2. Pass the Series 63 Uniform Securities Agent State Law Exam
or Series 66 Uniform Combined State Law Exam.
a. 1981-1983 CRD implementation exemption. if salesperson
was continuously registered as an officer, director, principal or
partner, or a salesperson in New York between the dates of
September 26, 1981 and September 26, 1983, that person
may be exempt from the exam.
b. No other exam waivers for salespersons.
c. A two year or more gap in registration will require re-testing.
d. For information on signing up for these exams, please visit:
https://www.finra.org/registration-exams-ce/qualification-exams.
e. Status will be updated through the CRD system.
f. Individual salespersons are renewed yearly by their firm.
3. For further information consult Part 10 to Title 13 NYCRR Brokers,
Dealers and Salespersons.
VI. AMENDING THE REGISTRATION STATEMENT
A. The Supplemental Broker-Dealer Statement (M-3) must be filed within
30 days, by Issuers and Non FINRA Broker-Dealers when the following
changes occur: (Filing fee $30.00) The fee is made payable to the
New York State Department of Law.
1. Address of company.
2. Name of company.
3. Officers, directors, or principals added or terminated.
4. Addition or subtraction of salespersons for non-FINRA member firms.
5. Termination of dealership.
6. Report of disciplinary proceedings.
B. Changes occurring within 30 days of each other may be filed on one M-3
with one $30.00 fee.
C. FINRA Member Broker-Dealers amend directly and solely through the
CRD on an amended form BD (no fee).
VII. THEATRICAL FILINGS
A. Issuers of Theatrical securities
1. File Form 99 without a Fee directly with the Office. Filings may be
emailed to IPBTHEATRICALS@AG.NY.GOV; or
2. Issuers qualifying as Federal Covered Regulation D Securities
Dealers may file Form D through EFD. However, such filer will
have to pay the full notice filing fee through EFD
VIII. OBTAINING FORMS
A. Visit www.ag.ny.gov/bureau/investor-protection-bureau and
https://ag.ny.gov/forms
B. Call. (212) 416-8222
C. Write.

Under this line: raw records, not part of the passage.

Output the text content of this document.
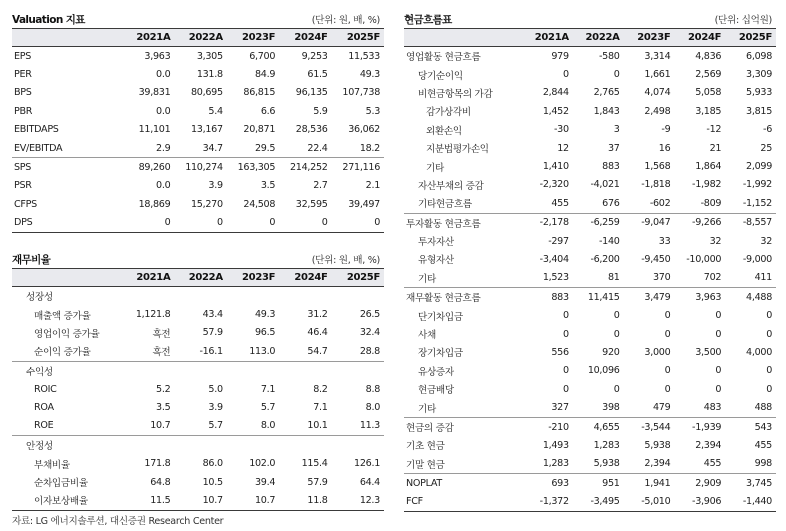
Valuation 지표	(단위: 원, 배, %)
	2021A	2022A	2023F	2024F	2025F
EPS	3,963	3,305	6,700	9,253	11,533
PER	0.0	131.8	84.9	61.5	49.3
BPS	39,831	80,695	86,815	96,135	107,738
PBR	0.0	5.4	6.6	5.9	5.3
EBITDAPS	11,101	13,167	20,871	28,536	36,062
EV/EBITDA	2.9	34.7	29.5	22.4	18.2
SPS	89,260	110,274	163,305	214,252	271,116
PSR	0.0	3.9	3.5	2.7	2.1
CFPS	18,869	15,270	24,508	32,595	39,497
DPS	0	0	0	0	0
재무비율	(단위: 원, 배, %)
	2021A	2022A	2023F	2024F	2025F
성장성					
매출액 증가율	1,121.8	43.4	49.3	31.2	26.5
영업이익 증가율	흑전	57.9	96.5	46.4	32.4
순이익 증가율	흑전	-16.1	113.0	54.7	28.8
수익성					
ROIC	5.2	5.0	7.1	8.2	8.8
ROA	3.5	3.9	5.7	7.1	8.0
ROE	10.7	5.7	8.0	10.1	11.3
안정성					
부채비율	171.8	86.0	102.0	115.4	126.1
순차입금비율	64.8	10.5	39.4	57.9	64.4
이자보상배율	11.5	10.7	10.7	11.8	12.3
현금흐름표	(단위: 십억원)
	2021A	2022A	2023F	2024F	2025F
영업활동 현금흐름	979	-580	3,314	4,836	6,098
당기순이익	0	0	1,661	2,569	3,309
비현금항목의 가감	2,844	2,765	4,074	5,058	5,933
감가상각비	1,452	1,843	2,498	3,185	3,815
외환손익	-30	3	-9	-12	-6
지분법평가손익	12	37	16	21	25
기타	1,410	883	1,568	1,864	2,099
자산부채의 증감	-2,320	-4,021	-1,818	-1,982	-1,992
기타현금흐름	455	676	-602	-809	-1,152
투자활동 현금흐름	-2,178	-6,259	-9,047	-9,266	-8,557
투자자산	-297	-140	33	32	32
유형자산	-3,404	-6,200	-9,450	-10,000	-9,000
기타	1,523	81	370	702	411
재무활동 현금흐름	883	11,415	3,479	3,963	4,488
단기차입금	0	0	0	0	0
사채	0	0	0	0	0
장기차입금	556	920	3,000	3,500	4,000
유상증자	0	10,096	0	0	0
현금배당	0	0	0	0	0
기타	327	398	479	483	488
현금의 증감	-210	4,655	-3,544	-1,939	543
기초 현금	1,493	1,283	5,938	2,394	455
기말 현금	1,283	5,938	2,394	455	998
NOPLAT	693	951	1,941	2,909	3,745
FCF	-1,372	-3,495	-5,010	-3,906	-1,440
자료: LG 에너지솔루션, 대신증권 Research Center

Registration Section, New York State Department of Law,
Investor Protection Bureau, 28 Liberty Street, 15th Floor,
New York, NY 10005.
IX. REAL ESTATE AND INTRASTATE FILINGS
RECENT CHANGES TO 13 NYCRR 10 GENERALLY DO NOT AFFECT REAL ESTATE FINANCE BUREAU (REF) FILINGS. PLEASE CONTACT REF REGARDING REAL ESTATE BROKER-DEALER AND INTRASTATE FILINGS.
• Issuers of Real Estate or Mortgage securities (including corporate stock, bonds and debentures if the corporation is in a real estate business) must also comply with GBL §352-e of the General Business Law. Such issuers must submit a filing and obtain an exemption letter upon written application from the Bureau of Real Estate Financing.
• Issuers making intrastate (only in New York) offerings of securities (where the business is not primarily real estate) must comply with GBL § 359ff of the General Business Law by filing a prospectus and obtaining a filing letter or by obtaining an exemption letter on written application pursuant to the Intrastate Financing Act Regulations, from the Bureau of Real Estate Financing.
• Appropriate instruction and forms for an offering of real estate or mortgage securities are: GBL § 352-g Exemption Instructions; Regulation D Exemption Instruction; Part 16, Syndication Regulation; copies of Form RI 1; the Further State Notice; and the Designation Form. Appropriate instructions and forms for an intrastate offering of securities are: The Intrastate Financing Act Regulations; Form Intrastate 1; Form M-11; and the State Notice and Further State Notice Form.
• Information, forms and instruction for the above offerings can be obtained by calling (212) 416-8121 or 8122; or by visiting https://ag.ny.gov/bureau/real-estate-finance-bureau
*The State Notice and Further State Notice and the accompanying fees must be filed with NYS Department of State, State Records, One Commerce Plaza, 99 Washington Avenue, Albany, New York 12231-0001.
The Consent to Service of Process or U2 and the accompanying must be filed with NYS Department of State, Division of Corporations, One Commerce Plaza, 99 Washington Avenue, Suite 600, Albany, New York 12231.